Le docteur X interjette appel de cette décision en avril 2024 et est ensuite invité par le Conseil d’appel à se défendre du chef de griefs requalifiés.
A l’audience en octobre 2024 le docteur X développe les moyens soulevés dans sa requête d’appel, en l’espèce le dépassement du délai raisonnable de traitement de la procédure par le Conseil provincial de l’Ordre des médecins de Y ainsi que l’irrecevabilité des poursuites dans la mesure où ledit Conseil provincial n’a pas précisé les griefs déontologiques lui étant reprochés, ce dont il déduit une violation de ses droits de défense ayant engendré la perte d’un degré de juridiction dans son chef.
Décision
(Extraits)
« Contrairement à ce que le docteur X soutient, le Conseil d'appel est compétent pour donner aux faits une qualification exacte, à la condition de ne pas modifier les faits sur lesquels les griefs s'appuient et de permettre à l'intéressé de se défendre du chef de cette requalification, ce qui est le cas en l'espèce. Par ailleurs, le droit à un double degré de juridiction ne constitue pas un principe général du droit (Cass. 13 mars 1989, Pas. 1990, l, 47 et Cass. 20 février 1990, Pas. 1991, l, 392), en manière telle que rien ne s'oppose à ce que la requalification des faits constitutifs des griefs s'opère pour la première fois en degré d'appel ».
[…]
« A propos du délai raisonnable, il est incontestable que la procédure disciplinaire a pris un retard important et injustifié : le dossier a été mis à l'instruction le 9 février 2021, la commission d'enquête a achevé son instruction en septembre 2021 mais le rapport de la commission n'a été rédigé et présenté au Conseil provincial qu'en avril 2023, soit un an et demi plus tard. Il a encore fallu une année avant de convoquer le docteur X devant le Conseil provincial siégeant en instance disciplinaire, de sorte qu'il a été statué sur le dossier pratiquement deux ans et demi après la fin des investigations de la commission. Un tel retard, qu'aucun motif ne permet d'expliquer, a pour conséquence que le délai raisonnable endéans lequel la procédure aurait dû être menée a été dépassé.

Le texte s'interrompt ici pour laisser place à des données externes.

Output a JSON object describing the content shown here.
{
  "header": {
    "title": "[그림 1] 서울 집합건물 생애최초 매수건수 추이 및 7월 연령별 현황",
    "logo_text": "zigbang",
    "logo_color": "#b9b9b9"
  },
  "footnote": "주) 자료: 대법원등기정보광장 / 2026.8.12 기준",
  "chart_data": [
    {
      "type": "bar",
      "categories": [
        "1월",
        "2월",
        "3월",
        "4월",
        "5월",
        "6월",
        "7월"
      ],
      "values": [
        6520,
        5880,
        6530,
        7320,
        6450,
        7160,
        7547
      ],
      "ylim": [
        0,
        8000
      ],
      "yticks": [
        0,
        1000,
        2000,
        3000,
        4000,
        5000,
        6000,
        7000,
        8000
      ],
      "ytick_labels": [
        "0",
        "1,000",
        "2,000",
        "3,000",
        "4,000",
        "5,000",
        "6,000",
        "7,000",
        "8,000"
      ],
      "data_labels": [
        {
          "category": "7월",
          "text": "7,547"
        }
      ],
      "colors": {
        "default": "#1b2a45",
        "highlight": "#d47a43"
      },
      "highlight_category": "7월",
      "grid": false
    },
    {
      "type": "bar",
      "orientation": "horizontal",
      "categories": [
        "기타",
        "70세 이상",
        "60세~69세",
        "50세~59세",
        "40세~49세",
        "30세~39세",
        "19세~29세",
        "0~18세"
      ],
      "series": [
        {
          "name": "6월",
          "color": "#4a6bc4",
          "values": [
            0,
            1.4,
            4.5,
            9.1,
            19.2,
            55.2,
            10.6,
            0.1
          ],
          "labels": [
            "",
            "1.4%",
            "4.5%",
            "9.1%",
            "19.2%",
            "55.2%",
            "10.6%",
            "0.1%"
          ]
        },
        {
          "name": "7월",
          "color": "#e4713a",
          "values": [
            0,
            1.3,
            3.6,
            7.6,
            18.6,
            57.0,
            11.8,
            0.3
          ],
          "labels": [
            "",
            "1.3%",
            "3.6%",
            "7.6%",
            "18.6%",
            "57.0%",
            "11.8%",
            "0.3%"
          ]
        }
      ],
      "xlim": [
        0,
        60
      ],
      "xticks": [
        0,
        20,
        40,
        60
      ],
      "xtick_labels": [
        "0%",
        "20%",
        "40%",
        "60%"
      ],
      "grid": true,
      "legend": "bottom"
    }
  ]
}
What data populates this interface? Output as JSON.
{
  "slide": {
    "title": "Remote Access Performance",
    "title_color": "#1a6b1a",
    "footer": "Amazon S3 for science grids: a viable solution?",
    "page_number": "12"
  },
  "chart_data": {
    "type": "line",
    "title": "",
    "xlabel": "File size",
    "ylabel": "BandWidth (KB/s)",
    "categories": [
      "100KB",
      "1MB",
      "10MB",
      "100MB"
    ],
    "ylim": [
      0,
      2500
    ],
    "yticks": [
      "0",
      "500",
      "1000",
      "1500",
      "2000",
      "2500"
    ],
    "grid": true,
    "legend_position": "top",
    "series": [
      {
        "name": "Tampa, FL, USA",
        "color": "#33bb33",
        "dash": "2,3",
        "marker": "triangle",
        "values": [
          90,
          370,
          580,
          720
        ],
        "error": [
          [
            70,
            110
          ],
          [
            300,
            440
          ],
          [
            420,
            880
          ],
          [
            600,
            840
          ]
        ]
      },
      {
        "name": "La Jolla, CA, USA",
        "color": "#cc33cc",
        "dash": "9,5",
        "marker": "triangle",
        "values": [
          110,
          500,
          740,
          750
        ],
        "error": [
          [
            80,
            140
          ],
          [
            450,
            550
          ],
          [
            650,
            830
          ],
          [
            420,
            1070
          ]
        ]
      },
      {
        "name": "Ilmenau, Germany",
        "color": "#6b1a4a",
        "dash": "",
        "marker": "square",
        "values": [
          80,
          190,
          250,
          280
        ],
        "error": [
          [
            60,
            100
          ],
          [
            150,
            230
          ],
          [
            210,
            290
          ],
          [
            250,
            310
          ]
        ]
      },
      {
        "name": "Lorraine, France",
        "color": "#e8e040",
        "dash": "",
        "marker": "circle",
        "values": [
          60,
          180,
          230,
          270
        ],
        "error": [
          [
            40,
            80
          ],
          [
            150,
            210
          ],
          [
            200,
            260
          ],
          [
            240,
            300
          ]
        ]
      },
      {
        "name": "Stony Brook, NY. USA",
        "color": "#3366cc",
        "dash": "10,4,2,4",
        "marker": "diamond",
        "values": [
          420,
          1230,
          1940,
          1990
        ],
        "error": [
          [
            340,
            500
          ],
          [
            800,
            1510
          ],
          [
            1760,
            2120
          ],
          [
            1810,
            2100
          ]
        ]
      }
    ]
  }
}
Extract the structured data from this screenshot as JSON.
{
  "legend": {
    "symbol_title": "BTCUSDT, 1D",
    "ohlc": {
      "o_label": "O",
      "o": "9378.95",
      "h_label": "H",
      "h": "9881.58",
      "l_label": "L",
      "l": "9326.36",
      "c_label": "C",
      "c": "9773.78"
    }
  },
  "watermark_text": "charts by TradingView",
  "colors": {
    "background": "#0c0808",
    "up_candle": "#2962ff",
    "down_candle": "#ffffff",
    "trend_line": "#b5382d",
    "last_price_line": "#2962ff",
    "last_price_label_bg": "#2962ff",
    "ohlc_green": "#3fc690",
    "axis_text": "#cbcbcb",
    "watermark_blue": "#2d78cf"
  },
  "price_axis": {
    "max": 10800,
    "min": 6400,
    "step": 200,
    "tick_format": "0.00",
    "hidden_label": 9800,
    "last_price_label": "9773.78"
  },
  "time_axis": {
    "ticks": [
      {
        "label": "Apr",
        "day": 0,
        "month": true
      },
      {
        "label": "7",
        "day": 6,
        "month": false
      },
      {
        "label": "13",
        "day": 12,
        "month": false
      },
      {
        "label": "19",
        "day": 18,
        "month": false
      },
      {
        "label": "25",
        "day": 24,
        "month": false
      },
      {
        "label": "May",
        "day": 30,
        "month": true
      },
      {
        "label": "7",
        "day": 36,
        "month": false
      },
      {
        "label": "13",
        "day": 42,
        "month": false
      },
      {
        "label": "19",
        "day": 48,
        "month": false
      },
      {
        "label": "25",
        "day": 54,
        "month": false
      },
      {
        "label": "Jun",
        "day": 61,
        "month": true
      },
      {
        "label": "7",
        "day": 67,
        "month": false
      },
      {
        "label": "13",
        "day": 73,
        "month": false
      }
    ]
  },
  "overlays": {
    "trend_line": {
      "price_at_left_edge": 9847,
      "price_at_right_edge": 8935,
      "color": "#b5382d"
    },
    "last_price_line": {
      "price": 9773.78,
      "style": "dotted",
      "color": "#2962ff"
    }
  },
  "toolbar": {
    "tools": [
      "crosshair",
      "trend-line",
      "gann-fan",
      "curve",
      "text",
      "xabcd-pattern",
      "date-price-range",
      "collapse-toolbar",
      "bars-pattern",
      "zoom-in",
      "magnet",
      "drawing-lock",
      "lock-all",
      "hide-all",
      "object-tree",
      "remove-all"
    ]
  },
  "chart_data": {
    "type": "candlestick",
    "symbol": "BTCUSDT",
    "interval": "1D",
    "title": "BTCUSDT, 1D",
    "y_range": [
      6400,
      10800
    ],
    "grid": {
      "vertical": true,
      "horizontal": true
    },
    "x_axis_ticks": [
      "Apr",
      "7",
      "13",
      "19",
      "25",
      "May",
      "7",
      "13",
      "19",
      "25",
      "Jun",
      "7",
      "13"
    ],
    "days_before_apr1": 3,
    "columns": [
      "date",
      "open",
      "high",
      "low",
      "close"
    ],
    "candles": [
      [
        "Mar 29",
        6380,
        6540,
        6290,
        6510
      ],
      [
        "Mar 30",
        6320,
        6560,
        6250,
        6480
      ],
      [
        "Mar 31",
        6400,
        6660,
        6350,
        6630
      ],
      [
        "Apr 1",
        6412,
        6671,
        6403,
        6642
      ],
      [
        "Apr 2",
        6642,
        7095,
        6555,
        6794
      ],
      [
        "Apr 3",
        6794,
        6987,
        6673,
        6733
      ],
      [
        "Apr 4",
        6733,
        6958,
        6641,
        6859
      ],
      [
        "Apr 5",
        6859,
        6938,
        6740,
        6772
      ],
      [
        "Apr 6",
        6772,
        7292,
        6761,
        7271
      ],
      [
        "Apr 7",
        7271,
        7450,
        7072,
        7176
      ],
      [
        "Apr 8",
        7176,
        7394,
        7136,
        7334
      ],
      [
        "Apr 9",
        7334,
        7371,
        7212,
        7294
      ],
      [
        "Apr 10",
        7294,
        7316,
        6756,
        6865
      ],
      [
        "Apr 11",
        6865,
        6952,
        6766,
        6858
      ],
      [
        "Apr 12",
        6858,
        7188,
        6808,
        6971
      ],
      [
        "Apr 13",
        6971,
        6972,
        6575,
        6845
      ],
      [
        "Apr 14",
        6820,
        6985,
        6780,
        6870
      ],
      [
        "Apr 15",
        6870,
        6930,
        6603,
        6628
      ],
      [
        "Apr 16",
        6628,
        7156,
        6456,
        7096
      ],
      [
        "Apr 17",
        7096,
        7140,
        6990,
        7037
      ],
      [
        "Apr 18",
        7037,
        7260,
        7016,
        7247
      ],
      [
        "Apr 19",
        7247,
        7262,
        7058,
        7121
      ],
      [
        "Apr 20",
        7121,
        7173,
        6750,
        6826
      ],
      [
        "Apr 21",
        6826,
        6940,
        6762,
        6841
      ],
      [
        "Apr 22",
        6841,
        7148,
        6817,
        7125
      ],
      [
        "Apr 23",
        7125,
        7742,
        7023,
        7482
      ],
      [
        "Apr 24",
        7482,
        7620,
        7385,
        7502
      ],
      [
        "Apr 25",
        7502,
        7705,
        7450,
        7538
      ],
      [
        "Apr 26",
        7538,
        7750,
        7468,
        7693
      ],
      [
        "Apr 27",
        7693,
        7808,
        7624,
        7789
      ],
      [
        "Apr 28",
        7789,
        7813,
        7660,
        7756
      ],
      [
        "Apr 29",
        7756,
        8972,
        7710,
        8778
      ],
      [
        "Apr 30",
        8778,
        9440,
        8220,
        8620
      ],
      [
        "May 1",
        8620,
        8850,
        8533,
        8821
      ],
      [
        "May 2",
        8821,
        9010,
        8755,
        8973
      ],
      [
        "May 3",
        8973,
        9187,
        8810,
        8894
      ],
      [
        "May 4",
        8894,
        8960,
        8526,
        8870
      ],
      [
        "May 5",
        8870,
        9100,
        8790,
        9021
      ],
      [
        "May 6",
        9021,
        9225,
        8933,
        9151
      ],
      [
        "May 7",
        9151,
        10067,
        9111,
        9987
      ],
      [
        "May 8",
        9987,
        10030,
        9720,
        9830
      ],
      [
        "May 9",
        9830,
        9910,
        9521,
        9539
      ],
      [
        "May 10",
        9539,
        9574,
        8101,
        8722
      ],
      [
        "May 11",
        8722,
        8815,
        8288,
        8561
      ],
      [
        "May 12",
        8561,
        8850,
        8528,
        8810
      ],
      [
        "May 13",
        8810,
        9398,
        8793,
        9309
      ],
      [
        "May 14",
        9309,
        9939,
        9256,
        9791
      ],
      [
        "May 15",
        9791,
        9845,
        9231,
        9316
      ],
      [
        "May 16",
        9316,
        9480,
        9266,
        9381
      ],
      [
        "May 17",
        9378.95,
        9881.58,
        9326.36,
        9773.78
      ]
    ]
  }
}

Le caractère déraisonnable de la durée de la procédure n'est sanctionné de l'irrecevabilité des poursuites que si cette longueur excessive a entraîné une déperdition des preuves ou rendu impossible l'exercice normal des droits de la défense. Tel n'est pas le cas en l'espèce et du reste, le docteur X ne soutient pas qu'il serait dans l'impossibilité de se défendre des griefs retenus à sa charge, le seul écoulement du temps ne pouvant avoir un tel effet. Les poursuites disciplinaires sont en conséquence recevables. Dans le cas où les griefs seraient jugés établis, le dépassement du délai raisonnable sera sanctionné par une diminution de la hauteur de la sanction ».
Par ces motifs, le Conseil d'appel,
Statuant contradictoirement, en audience publique, et à la majorité des voix des membres présents,
Reçoit l’appel,
Dit les griefs établis tels que requalifiés,
Constate le dépassement du délai raisonnable,
Et inflige dès lors au docteur X la sanction de la réprimande.